From The Eternal Year, by Karl Rahner

12 December 2009

Advent 2009, Week Three

10 December 2009

Belated Good Wishes for Advent!!

Well, here it is, the end of the second week in Advent and I have added nothing to this blog except a picture for the first week! Life here at the hermitage has been fine. I have spent a few days cleaning out stuff I have accumulated over the years (mainly books and papers, but other things as well!) and still have some ways to go! My apologies to readers though! Sometimes preparing the way for the coming of Christ means getting rid of stuff and that takes time and energy away from other things.

This preparation happens on a number of levels of course, but it is amazing what material things can represent for us.

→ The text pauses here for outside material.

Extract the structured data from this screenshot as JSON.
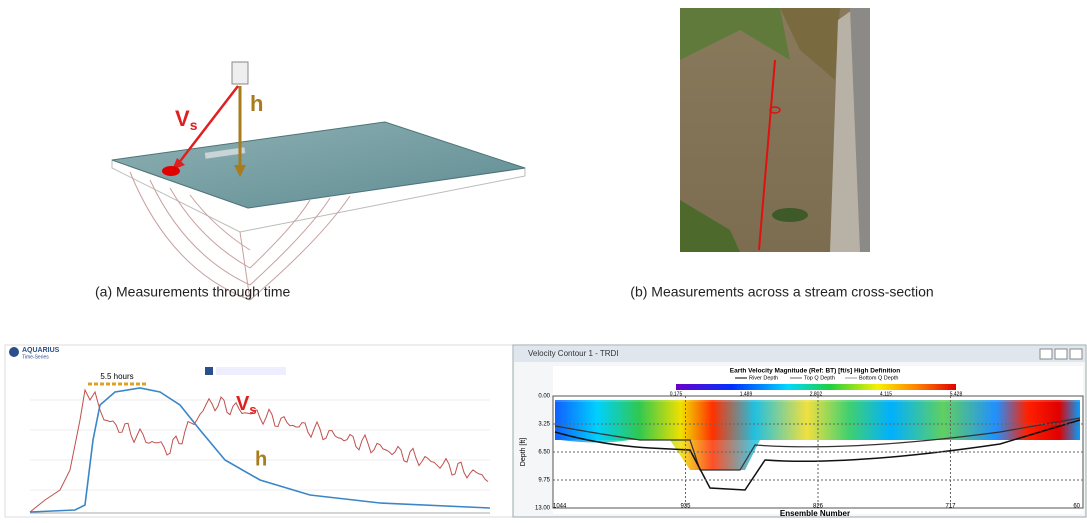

The clearing out of stuff can be done prayerfully and when it is, that includes a period of remembering what was, what we dreamed of and hoped for, what we clung (and perhaps still cling) to for security or sentimentality, or that we just hold onto because we don't know what else quite to do with it! It can include gratitude for the present --- for the healing and love others have brought one to, and commitment to reflect more fully whatever vocation God has graced us with. All in all it is a challenging and compelling project, worthy of the beginning of Advent or Lent, and certainly worthy of the attempt to prepare oneself for a deeper and more complete dependence upon God and trust in the future he has opened for us.

Belated though this is, I wish readers a wonderfully fruitful Advent! May it be a time of preparation to meet anew and afresh the God who comes to us in weakness and who is found in the unexpected place. May it also be a time to look at the baggage we each carry around with us, and may we commit ourselves to letting go of whatever we no longer need and which serves merely to weigh us down in our journey to follow the poor Christ!